In 1898 Adam Teacher, the son of a blender called William Teacher, decided upon opening a malt whisky distillery. The location of the distillery is just outside the Kennethmont village in Aberdeenshire. At the time the land belonged to a friend of the Teacher family, Colonel Leith-Hay. The location was perfect as it had all the necessary products nearby. There was a water source, barely grew in the surrounding fields, access to peat close by as well as a railway line from Inverness to Aberdeen running alongside the distillery. Adam Teacher built a small connection to the main line which made shipping his whisky easy and efficient.
The Ardmore malt has always been a part of the Teachers blend, which sells more than a million cases a year. The production capacity of the distillery was doubled in 1955 to four pot stills, to then be doubled once again in 1974 to keep up with demand. It’s importance to the Teacher blend means production has always been focused on that particular malt as opposed to producing their own single malt, although small batches of quarter casks have been bottled over the years. Passionate groups of collectors also look out for the independent bottlings of Ardmore which occasionally appear at auctions.
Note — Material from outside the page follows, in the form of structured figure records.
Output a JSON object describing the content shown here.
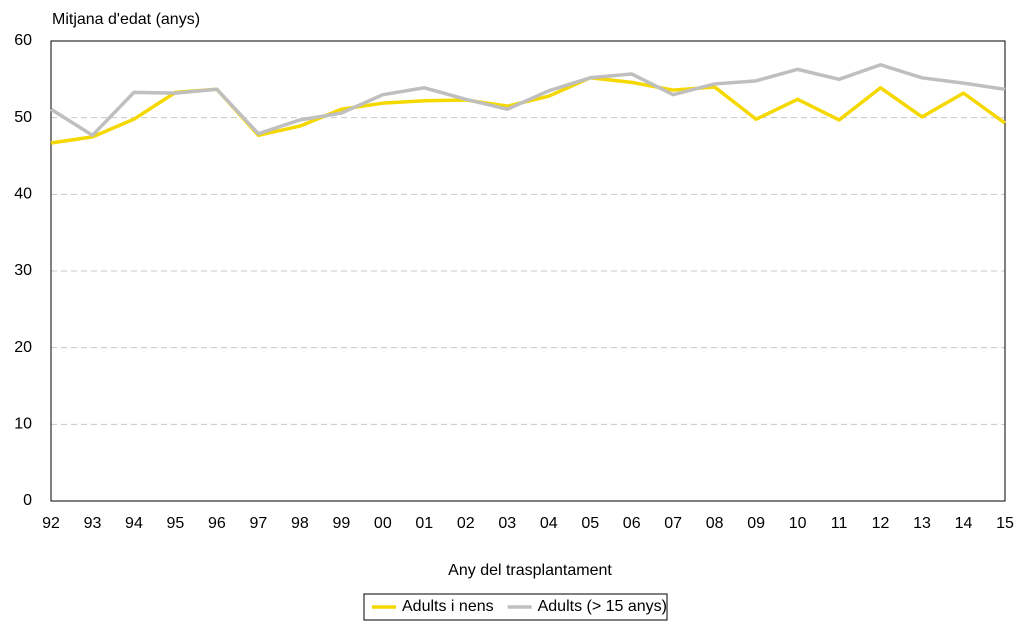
{
  "chart_data": {
    "type": "line",
    "y_axis_label": "Mitjana d'edat (anys)",
    "x_axis_label": "Any del trasplantament",
    "categories": [
      "92",
      "93",
      "94",
      "95",
      "96",
      "97",
      "98",
      "99",
      "00",
      "01",
      "02",
      "03",
      "04",
      "05",
      "06",
      "07",
      "08",
      "09",
      "10",
      "11",
      "12",
      "13",
      "14",
      "15"
    ],
    "series": [
      {
        "name": "Adults i nens",
        "color": "#f5d800",
        "values": [
          46.7,
          47.5,
          49.8,
          53.3,
          53.7,
          47.7,
          48.9,
          51.1,
          51.9,
          52.2,
          52.3,
          51.5,
          52.8,
          55.2,
          54.6,
          53.6,
          54.0,
          49.8,
          52.4,
          49.7,
          53.9,
          50.1,
          53.2,
          49.3
        ]
      },
      {
        "name": "Adults (> 15 anys)",
        "color": "#bfbfbf",
        "values": [
          51.1,
          47.7,
          53.3,
          53.2,
          53.7,
          47.9,
          49.7,
          50.6,
          53.0,
          53.9,
          52.4,
          51.1,
          53.5,
          55.2,
          55.7,
          53.0,
          54.4,
          54.8,
          56.3,
          55.0,
          56.9,
          55.2,
          54.5,
          53.7
        ]
      }
    ],
    "ylim": [
      0,
      60
    ],
    "yticks": [
      0,
      10,
      20,
      30,
      40,
      50,
      60
    ],
    "grid": true,
    "legend": "bottom"
  }
}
The few Ardmore bottlings are a 25-year-old, a 30-year-old and a full bodied, mid peated and smoked whisky that has been matured in ex-Bourbon casks and finished in quarter casks. Quarter casks are a quarter smaller but in the same dimensions meaning a higher wood to whisky ratio, speeding up maturation and also adding its own unique characteristic to the whisky. The malt from here used for the Teachers blended Scotch whisky, which is the main product of Ardmore, is known to add smoke and top notes to the blend. There are also many independent bottlings of Ardmore which are also mainly quarter cask releases.
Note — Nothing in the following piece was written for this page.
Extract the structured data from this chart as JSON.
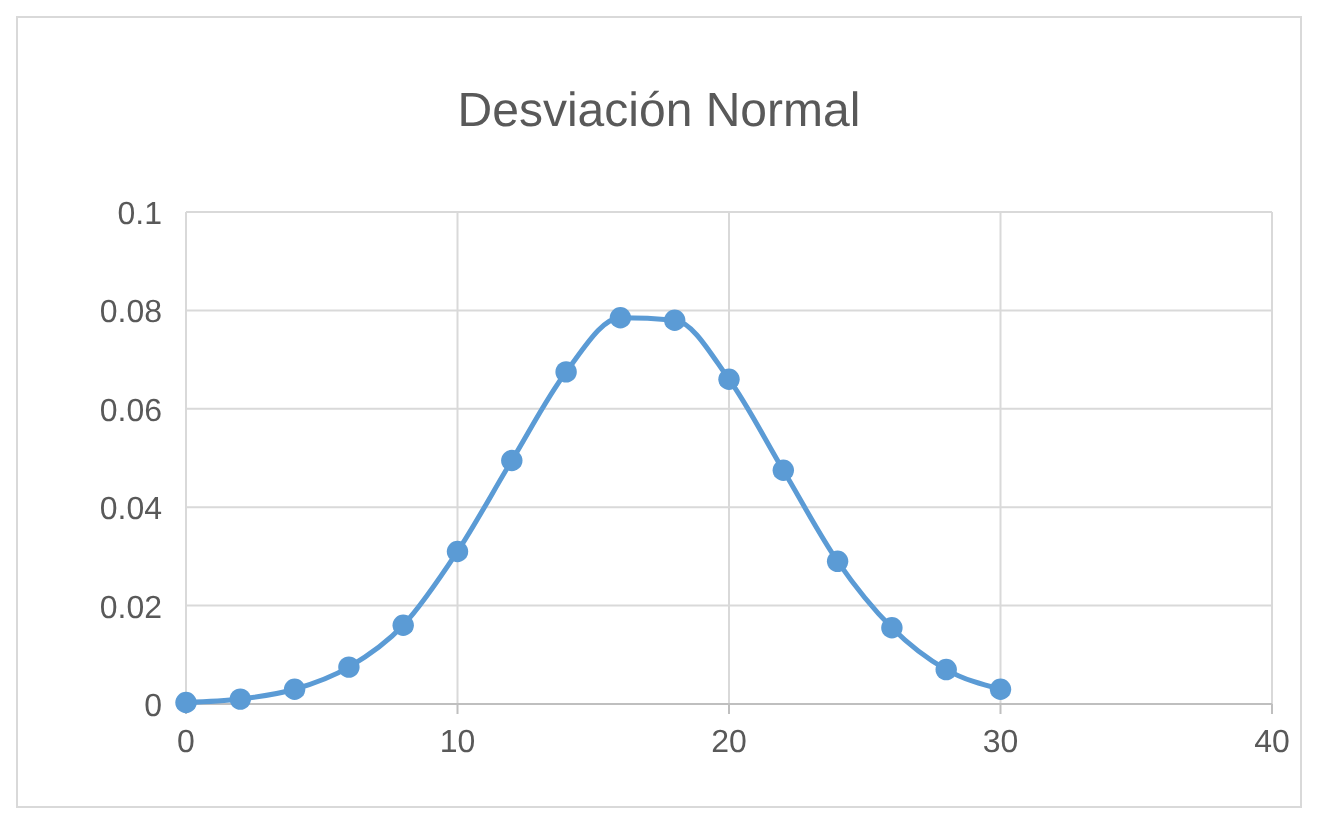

Ardmore used its own malting and cooperage right until the 1970’s. The distillery was taken over in 1976 and as a result the malting floors were closed, and Ardmore began to source their malt from big suppliers. The malt brought in is slightly peated which gives the whisky produced an extra kick. Some of the old malting floors have been converted into warehouse storage for their increasing supply of Scotch whisky both for blend and single malt.